Many parents are confused about whether they need to time Covid shots with other childhood vaccinations because the Centers for Disease Control and Prevention recently changed its guidance. Previously, the agency said children and adults should wait two weeks before or after a Covid vaccine to receive any other inoculation. The C.D.C. said the initial restriction was a precautionary measure in the early days of vaccine distribution, but now says Covid vaccines and other vaccines can be given without regard to timing.

“Experience with other vaccines has shown that the way our bodies develop protection, known as an immune response, after getting vaccinated and possible side effects of vaccines are generally the same when given alone or with other vaccines,” the C.D.C. says.

The American Academy of Pediatrics issued a statement supporting the change, particularly for children and adolescents who are due for other childhood vaccinations or who have fallen behind the recommended schedule. The C.D.C. notes that if multiple vaccines are administered at a single visit, the injections may be given in different parts of the body.

Fevers were slightly more common in 12- to 15-year-olds compared to adults, but in general, the side effects reported in children have been similar to those seen in older people. The F.D.A. stated that the most commonly reported side effects in the adolescent clinical trial participants were pain at the injection site, tiredness, headache, chills, muscle pain, fever and joint pain. Side effects typically lasted one to three days. Although pain at the injection site was common after both shots, more adolescents reported side effects after the second dose than after the first dose. In general, younger people tend to have a more powerful immune response than older people because they have more robust immune systems. It’s possible that children may experience more side effects than their parents did from the same shot.

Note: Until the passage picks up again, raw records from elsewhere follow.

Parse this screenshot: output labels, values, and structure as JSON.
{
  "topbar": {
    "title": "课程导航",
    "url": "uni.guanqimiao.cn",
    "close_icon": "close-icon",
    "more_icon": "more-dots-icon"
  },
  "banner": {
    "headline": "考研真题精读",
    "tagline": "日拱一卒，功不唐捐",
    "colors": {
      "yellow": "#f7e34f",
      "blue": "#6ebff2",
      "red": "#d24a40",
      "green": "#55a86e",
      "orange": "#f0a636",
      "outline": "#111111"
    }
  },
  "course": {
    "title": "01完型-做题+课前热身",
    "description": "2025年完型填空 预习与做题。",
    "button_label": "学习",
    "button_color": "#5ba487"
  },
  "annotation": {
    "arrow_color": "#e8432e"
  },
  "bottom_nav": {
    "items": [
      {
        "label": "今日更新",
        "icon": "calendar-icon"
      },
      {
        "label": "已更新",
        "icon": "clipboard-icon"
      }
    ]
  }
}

Children should not get the Pfizer vaccine if they have a history of severe allergic reaction to any ingredient (such as polyethylene glycol) in the vaccine. Allergies to the vaccine ingredients are rare. You can find a full list of the ingredients here. The vaccine does not contain eggs, preservatives or latex. If you have doubts or aren’t sure, talk to your pediatrician before getting your child vaccinated.

If your child has severe allergies to anything else (medications, foods, bees), plan to remain at the vaccination site after the injection for 30 minutes, instead of the 15 minutes that the general population is recommended to wait.

You should not give your child a pain reliever before getting vaccinated. And don’t give it right after the shot to ward off side effects either. Wait to see if symptoms develop and the child expresses discomfort before giving acetaminophen (Tylenol) or ibuprofen. Studies show that many parents make the mistake of giving children over-the-counter pain relievers right before childhood vaccinations in hopes of reducing side effects. But blunting side effects by pre-medicating can also blunt the effectiveness of the vaccine. If your child develops a headache, body aches or other side effects requiring pain relief, it’s fine to give them the recommended dose of an over-the-counter pain reliever.